Medan-Mediadelegasi: Kejaksaan Agung (Kejagung) membenarkan telah melakukan penggeledahan di rumah mantan Menteri Lingkungan Hidup dan Kehutanan (KLHK) Siti Nurbaya Bakar di Jakarta. Ihwal penggeledahan tersebut, langkah itu dilakukan dalam rangka penyidikan dugaan kasus tata kelola kebun dan industri kelapa sawit yang tengah ditangani aparat penegak hukum.
Ihwal Tindakan Penyidikan
Penggeledahan dilakukan oleh penyidik Jaksa Agung Muda Bidang Tindak Pidana Khusus (Jampidsus). Kejagung menegaskan bahwa penggeledahan merupakan bagian dari prosedur hukum untuk mengumpulkan alat bukti yang dinilai relevan dengan perkara yang sedang diselidiki.
Direktur Penyidikan Jampidsus Kejagung, Syarief Sulaeman Nahdi, membenarkan bahwa penggeledahan tersebut telah dilakukan beberapa waktu lalu. Ihwal pelaksanaan penggeledahan, penyidik berhasil mengamankan sejumlah barang bukti yang dianggap penting untuk mendukung proses penyidikan.
Barang bukti yang disita meliputi dokumen serta barang bukti elektronik. Dokumen yang diamankan diduga berkaitan dengan kebijakan, perizinan, maupun regulasi yang dikeluarkan dalam periode tertentu, sementara barang bukti elektronik mencakup data digital yang relevan dengan perkara.
Meski penggeledahan telah dilakukan, Kejagung memastikan bahwa hingga kini Siti Nurbaya Bakar belum diperiksa sebagai saksi. Penyidik masih meneliti dan mempelajari seluruh barang bukti yang telah disita sebelum menentukan jadwal pemanggilan.

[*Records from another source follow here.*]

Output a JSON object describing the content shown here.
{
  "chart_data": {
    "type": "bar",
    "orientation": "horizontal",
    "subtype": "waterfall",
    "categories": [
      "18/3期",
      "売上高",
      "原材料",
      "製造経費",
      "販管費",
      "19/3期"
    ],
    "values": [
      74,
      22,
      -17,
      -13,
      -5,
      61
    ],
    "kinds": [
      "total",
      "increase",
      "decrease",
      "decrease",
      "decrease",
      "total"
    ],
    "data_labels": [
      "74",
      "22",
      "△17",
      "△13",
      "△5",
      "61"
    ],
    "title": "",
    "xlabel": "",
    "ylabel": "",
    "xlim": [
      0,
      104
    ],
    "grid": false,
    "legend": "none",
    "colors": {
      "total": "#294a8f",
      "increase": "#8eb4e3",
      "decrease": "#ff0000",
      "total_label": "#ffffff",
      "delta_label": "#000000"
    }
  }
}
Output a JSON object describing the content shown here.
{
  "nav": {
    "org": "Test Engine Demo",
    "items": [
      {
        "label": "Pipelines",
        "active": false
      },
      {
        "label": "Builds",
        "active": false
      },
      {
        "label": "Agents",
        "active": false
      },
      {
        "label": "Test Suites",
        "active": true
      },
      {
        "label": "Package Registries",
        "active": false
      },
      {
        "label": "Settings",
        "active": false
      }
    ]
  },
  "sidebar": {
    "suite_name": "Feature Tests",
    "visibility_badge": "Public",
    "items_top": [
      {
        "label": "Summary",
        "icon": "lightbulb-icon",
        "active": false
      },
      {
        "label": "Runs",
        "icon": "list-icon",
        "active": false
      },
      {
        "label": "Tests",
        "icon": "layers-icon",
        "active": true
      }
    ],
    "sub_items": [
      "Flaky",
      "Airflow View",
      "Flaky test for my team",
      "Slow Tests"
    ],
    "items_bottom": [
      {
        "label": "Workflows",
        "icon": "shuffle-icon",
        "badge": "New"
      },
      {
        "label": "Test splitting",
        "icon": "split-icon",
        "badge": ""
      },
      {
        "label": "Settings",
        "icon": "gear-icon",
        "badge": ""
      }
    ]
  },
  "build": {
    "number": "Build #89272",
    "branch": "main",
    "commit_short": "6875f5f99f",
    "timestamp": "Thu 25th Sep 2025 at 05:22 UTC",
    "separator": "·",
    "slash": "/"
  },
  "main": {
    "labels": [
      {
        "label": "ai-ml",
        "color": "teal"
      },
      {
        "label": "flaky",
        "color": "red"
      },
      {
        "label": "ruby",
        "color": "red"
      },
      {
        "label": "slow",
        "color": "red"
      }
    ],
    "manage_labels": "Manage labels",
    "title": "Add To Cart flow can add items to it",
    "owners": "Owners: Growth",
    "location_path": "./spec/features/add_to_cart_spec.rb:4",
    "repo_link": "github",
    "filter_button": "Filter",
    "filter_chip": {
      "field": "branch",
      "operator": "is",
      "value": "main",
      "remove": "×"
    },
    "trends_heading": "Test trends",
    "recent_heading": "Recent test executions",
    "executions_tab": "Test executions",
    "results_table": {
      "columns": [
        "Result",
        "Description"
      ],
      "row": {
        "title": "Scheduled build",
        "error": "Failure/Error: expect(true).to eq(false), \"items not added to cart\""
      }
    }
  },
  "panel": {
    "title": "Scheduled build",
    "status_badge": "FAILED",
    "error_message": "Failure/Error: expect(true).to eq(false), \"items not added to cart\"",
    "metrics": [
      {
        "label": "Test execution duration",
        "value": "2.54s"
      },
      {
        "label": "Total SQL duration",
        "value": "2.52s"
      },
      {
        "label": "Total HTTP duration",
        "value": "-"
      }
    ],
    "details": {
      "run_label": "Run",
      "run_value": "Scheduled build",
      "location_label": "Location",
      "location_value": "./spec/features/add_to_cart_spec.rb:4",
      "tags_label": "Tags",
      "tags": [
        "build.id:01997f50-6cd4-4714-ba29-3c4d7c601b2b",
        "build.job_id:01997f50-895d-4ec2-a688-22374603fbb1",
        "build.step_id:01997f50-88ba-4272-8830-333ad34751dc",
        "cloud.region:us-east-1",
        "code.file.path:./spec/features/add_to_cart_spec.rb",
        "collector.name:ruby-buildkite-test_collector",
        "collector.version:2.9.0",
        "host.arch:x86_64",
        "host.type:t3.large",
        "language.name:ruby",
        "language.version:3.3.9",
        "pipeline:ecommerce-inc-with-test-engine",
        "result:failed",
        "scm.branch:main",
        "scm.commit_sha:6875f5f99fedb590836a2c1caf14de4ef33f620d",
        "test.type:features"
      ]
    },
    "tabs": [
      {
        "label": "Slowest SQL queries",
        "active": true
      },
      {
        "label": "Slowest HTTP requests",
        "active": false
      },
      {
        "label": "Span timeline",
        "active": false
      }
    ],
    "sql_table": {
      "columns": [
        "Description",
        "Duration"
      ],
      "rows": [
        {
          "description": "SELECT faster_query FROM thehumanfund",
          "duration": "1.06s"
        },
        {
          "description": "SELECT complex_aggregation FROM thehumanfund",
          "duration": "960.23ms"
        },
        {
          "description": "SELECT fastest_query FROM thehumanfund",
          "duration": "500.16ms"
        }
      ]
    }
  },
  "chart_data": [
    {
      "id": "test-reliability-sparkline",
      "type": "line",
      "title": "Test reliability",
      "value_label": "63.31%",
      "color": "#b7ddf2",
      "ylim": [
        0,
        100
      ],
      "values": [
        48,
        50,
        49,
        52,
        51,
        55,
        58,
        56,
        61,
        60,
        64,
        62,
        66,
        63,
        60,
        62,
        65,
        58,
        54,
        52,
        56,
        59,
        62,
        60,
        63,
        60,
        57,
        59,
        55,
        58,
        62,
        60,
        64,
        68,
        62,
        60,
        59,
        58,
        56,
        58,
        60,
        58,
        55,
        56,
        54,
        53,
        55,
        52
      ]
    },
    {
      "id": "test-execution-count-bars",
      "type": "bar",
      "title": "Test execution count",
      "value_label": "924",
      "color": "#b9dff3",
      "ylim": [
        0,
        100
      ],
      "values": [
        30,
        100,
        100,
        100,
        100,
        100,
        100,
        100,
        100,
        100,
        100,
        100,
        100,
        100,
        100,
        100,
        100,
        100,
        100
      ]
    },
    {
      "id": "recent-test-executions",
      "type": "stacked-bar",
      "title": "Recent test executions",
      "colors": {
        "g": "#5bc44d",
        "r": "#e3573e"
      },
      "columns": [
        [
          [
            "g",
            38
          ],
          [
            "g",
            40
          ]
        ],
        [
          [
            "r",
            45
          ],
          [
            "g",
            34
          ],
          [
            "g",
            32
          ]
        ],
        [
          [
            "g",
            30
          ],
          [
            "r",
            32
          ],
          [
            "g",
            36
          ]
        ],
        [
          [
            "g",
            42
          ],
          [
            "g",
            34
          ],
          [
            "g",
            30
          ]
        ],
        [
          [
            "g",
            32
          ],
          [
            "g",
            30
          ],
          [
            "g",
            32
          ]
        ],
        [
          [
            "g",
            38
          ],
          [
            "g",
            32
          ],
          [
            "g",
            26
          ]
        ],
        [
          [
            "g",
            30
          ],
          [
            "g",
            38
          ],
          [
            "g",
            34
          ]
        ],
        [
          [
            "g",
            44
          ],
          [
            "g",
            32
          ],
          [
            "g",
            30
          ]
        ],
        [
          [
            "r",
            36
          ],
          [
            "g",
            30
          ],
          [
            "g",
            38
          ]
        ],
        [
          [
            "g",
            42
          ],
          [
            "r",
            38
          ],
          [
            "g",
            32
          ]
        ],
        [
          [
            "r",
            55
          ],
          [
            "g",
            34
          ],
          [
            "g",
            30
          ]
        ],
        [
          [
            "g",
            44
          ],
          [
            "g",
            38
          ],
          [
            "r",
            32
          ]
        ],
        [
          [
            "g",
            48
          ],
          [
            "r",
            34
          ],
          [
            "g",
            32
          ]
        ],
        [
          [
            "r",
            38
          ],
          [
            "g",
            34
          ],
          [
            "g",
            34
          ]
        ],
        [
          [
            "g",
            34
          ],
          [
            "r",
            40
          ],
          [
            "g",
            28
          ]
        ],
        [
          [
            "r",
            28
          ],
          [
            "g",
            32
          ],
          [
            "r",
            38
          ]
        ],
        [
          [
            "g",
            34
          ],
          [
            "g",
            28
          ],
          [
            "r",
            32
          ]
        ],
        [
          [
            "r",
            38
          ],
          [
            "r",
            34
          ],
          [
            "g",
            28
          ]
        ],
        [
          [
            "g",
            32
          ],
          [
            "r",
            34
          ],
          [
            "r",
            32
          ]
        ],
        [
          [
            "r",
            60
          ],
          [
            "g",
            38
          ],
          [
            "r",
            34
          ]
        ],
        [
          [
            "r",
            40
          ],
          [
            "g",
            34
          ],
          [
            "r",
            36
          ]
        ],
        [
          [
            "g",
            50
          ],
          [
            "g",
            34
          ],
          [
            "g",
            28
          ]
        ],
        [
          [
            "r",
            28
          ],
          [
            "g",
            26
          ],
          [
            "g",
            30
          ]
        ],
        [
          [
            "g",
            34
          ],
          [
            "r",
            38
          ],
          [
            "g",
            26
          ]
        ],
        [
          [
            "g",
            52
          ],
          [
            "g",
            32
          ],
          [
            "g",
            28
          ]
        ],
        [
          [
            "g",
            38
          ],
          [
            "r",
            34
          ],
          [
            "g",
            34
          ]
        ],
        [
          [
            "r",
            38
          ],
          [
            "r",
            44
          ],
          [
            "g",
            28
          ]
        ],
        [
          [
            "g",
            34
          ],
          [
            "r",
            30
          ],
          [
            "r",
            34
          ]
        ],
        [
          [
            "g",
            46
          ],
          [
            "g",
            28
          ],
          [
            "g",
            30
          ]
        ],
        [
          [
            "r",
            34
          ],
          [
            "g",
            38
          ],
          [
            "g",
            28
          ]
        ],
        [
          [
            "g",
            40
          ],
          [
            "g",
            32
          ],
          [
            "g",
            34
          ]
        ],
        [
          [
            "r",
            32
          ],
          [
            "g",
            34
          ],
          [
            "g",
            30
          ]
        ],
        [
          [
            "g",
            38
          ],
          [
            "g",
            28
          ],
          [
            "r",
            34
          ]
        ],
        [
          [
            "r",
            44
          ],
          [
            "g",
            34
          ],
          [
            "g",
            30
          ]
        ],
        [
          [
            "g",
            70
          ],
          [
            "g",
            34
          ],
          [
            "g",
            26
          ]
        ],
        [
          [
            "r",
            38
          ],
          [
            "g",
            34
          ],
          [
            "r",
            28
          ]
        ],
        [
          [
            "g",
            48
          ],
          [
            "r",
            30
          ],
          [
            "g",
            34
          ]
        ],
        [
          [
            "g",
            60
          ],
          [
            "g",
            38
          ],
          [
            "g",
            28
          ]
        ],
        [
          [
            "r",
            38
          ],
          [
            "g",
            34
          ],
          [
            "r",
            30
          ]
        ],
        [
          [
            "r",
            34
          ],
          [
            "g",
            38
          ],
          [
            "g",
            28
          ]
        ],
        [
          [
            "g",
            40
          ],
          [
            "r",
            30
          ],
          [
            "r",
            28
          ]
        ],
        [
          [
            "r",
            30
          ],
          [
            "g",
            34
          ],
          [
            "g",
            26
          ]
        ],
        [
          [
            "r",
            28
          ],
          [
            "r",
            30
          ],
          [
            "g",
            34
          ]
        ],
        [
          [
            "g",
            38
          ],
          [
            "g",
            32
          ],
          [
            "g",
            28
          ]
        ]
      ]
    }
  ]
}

Baca Juga : https://mediadelegasi.id/gus-yaqut-diperiksa-kpk-terkait-dugaan-korupsi-kuota-haji/
Syarief menjelaskan bahwa penggeledahan merupakan salah satu metode yang lazim digunakan dalam penyidikan tindak pidana khusus. Penyidik, kata dia, dapat lebih dahulu mengumpulkan alat bukti sebelum melakukan pemeriksaan terhadap saksi-saksi terkait.